Ayushman Jamwal
The #MeToo campaign has set the world of entertainment and politics ablaze. Everyday more and more celebrities are being accused of assault and harassment, breathing new found life, fury and frenzy into the 24 hour news cycle and the vast landscape of social media. From tinsel town to work places to classrooms, Twitter and Facebook have mobilised multiple survivors to call out their tormentors.
The #MeToo movement is growing and empowering all women to speak out, yet in the pursuit of eradicating taboos, it seems to be creating its own. Insisting that all survivors move the law and order machinery against those who harm them is often met with outrage and dubbed as ‘victim-shaming’. While we must celebrate and laud survivors of harrowing trauma to speak out, why pull the handbrake there when the pursuit of any righteous and noble movement is no more than justice. Tanushree Dutta has taken the legal route, but why has it become blasphemous to ask other survivors to follow her?
Financial loss, shame and regret – are we satisfied with these punishments for predators who walk among us?

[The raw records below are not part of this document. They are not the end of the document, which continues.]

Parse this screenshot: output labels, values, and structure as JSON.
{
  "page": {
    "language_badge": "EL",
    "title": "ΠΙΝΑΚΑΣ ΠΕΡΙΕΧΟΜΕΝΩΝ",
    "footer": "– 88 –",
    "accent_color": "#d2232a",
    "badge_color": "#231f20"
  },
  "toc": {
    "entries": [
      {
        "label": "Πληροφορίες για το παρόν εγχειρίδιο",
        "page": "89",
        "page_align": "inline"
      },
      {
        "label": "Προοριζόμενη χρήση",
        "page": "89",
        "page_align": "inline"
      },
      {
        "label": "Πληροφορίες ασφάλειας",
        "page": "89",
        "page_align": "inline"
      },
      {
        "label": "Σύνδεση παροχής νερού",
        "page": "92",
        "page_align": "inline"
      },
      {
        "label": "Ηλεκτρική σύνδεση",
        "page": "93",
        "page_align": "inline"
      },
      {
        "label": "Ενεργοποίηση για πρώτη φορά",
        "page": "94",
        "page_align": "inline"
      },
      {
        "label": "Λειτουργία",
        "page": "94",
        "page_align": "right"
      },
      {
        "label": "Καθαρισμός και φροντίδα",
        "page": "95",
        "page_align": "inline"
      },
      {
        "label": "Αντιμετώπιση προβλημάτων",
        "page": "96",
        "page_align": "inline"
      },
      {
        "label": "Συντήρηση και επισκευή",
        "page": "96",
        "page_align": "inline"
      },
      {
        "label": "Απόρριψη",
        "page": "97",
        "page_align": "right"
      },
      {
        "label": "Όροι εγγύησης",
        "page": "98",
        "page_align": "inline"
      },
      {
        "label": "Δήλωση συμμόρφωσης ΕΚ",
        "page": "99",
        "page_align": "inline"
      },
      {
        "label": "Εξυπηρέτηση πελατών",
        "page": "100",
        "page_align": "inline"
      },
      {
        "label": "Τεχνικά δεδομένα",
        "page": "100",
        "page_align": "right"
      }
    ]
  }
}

When a woman is raped in rural India, we outrage on behalf of their families who struggle against the police to file an FIR. Yet, those under the #MeToo banner who are clearly more empowered, why do they draw the line after naming and shaming their tormentors? From the Nirbhaya rapists to Tarun Tejpal to RK Pachauri, people united and created pressure to demand police action against them. Why in the majority of recent cases is there resistance to invoke the law and order machinery? Why aren’t the furious feminist voices of the nation guiding or supporting victims to seek legal action against those who may potentially be a threat to other women? Have we reached a stage in our culture that our sense of outrage has overpowered our pursuit of justice, simply because the latter is harder than just typing on a computer or giving a press conference?
The #MeToo movement is evidently suffering from the biggest failure of contemporary feminism – the ‘Carnival of Outrage’ – the lazy pursuit of freedom and equality, with no preparation for the responsibility. Feminism today rattles its sabres against patriarchy, yet seeks protection from the same archaic order shunning the responsibility to empower the self to tackle the beasts of society. It is content with empathy in the face of abuse and shies away from the rigours of moving the wheels of justice. The #MeToo movement runs the risk of blunting its impact to just a force of moral indignation if it allows shame and financial setbacks to replace handcuffs and a jail cell.
Patriarchy was never weakened with men and their power structures being shamed into providing justice and equality. For decades empowered activism has moved the law to provide those sacred tenets. February 2018 marked 100 years of the Suffragette movement, where women fought and died for the law which allowed them to vote. This year itself Triple Talaq was declared unconstitutional, women earned the right to enter Sabarimala and Section 377 was scrapped, not because of social media posts, newsroom debates or press coverage – but because female heroes fought and persevered through the convoluted maze of courts and politics for all men and women.
If the #MeToo movement sees itself in the image of these feminist causes, then it’s leaders, advocates and outspoken icons should call on all survivors to face the grime, frustration and rigour of the police thanas and courts, and promise their sustained support. Everyone must be empowered beyond just speaking out and wield the law to achieve real justice. Create the fear of real punishment to achieve real change.